Cervical cancer, with 500,000 new cases each year, accompanied by 250,000 annual deaths, is not a disease to be trifled with. It happens to be the second most common cancer in women (1). Almost all cases of cancer of the cervix are due to infection with the human papillomavirus (HPV). The biggest culprits are HPV type 16 and 18. Two vaccines are available on sale against the HPV 16 and HPV 18, one of them is also effective against HPV 6 and HPV 11 , responsible for genital warts. The vaccine is administered as 3 intramuscular injections over 6 months(2-4). The human papillomavirus is sexually transmitted, which means females who have attained puberty are particularly susceptible. Persistence infection with HPV results in alterations of cervical epithelial cells after a period of 5 years. Around 10% of infected women go on to develop histological changes graded as cervical intraepithelial neoplasia (CIN 1), CIN 2 and CIN 3. The next grade is termed carcinoma in situ or CIS. The chances of developing full blown cervical are increased considerably once the cellular changes develop, but are still are as low as 1% to 10%, which means that a substantial number of females with precancerous cellular changes resolve spontaneously. Invasive cervical cancer arises over many years , peaking between 35 and 55 years of age (5). The HPV vaccine has no role once a person has become infected. Substantial reduction in HPV infection have been recorded, but effect on cervical cancer remains to be established due to the long lag time in development of invasive cancer subsequent to HPV infection. A systemic review of HPV vaccination of at least 50% in high income countries reported that HPV 16 and 18 infections significantly deceased by 68%, while anogenital warts decreased significantly by 61% in girls 13 to 19 years. Another recent meta analysis of observational studies on quadrivalent HPV vaccination has reported maximal reductions of approximately 90% for HPV 6/11/16/18 infection, approximately 90% for genital warts, approximately 45% for low grade cytological cervical abnormalities, over a 10 year period (6-8).
Cervical cancer is the second common cause of cancer mortality in women in India, with more than 122,000 new patients each year accompanied by almost 70,000 deaths.In fact 85% of cervical cancer cases are in low and middle income countries. Twenty five percent of cervical cancer deaths in the world occur in India. Despite the dire statistics the Ministry of Health and Family Welfare continues to mull over the decision to include the HPV vaccine in the national immunisation program. The reluctance of the government is largely because of a 2012 writ petition (public interest) filed against the vaccine in the Supreme Court, and political pressure by one of its own affiliates. With a single dose costing almost $ 50 in India, any Indian government would blanch at the idea of putting in billions of dollars on a single vaccine. The HPV vaccine is however available commercially in the private sector.

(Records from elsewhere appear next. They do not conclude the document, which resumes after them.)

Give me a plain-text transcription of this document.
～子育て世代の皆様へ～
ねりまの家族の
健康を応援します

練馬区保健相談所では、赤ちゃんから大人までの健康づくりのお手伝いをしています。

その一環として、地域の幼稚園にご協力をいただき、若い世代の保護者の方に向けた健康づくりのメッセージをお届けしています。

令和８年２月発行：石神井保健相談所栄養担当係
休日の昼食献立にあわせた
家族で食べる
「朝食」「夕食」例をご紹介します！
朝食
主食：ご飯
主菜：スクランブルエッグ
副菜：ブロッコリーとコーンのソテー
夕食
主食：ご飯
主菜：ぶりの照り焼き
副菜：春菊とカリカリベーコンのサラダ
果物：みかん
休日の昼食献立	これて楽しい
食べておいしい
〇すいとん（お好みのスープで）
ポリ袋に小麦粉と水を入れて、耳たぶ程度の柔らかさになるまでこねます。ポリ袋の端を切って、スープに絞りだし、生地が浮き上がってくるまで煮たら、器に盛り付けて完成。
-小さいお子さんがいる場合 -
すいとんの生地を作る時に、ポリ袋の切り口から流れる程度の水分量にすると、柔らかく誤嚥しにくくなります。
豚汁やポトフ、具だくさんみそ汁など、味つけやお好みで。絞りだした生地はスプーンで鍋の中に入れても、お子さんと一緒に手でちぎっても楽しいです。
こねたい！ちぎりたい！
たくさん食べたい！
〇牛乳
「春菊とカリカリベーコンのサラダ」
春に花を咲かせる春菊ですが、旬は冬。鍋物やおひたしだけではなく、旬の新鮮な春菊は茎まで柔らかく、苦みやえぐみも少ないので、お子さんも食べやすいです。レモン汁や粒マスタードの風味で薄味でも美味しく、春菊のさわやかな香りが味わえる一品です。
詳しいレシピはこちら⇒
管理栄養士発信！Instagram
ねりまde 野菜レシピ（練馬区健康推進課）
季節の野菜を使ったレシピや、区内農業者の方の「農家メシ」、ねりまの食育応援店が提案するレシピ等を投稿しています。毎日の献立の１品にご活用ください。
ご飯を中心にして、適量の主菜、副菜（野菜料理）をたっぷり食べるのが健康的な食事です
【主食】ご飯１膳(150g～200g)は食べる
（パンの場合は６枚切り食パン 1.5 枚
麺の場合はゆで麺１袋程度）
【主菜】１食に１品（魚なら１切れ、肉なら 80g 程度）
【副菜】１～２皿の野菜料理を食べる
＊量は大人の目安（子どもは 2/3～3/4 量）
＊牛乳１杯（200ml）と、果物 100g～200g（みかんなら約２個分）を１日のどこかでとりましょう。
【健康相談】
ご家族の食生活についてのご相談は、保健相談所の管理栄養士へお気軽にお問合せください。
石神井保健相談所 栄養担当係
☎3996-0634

An excellent randomised study from India (9) reported that a single round of screening for HPV involving more than 130,000 women substantially reduced the incidence of advanced cervical cancer and cervical related mortality within 8 years. Screening therefore would be essential in women aged 25-40 years to manage pre cancerous cervical lesions and also cancer itself. A much earlier and probably the best intervention would be preventing infection by HPF; this is where a vaccine comes into play. We already have data demonstrating significant reduction in HPV infection by the vaccine.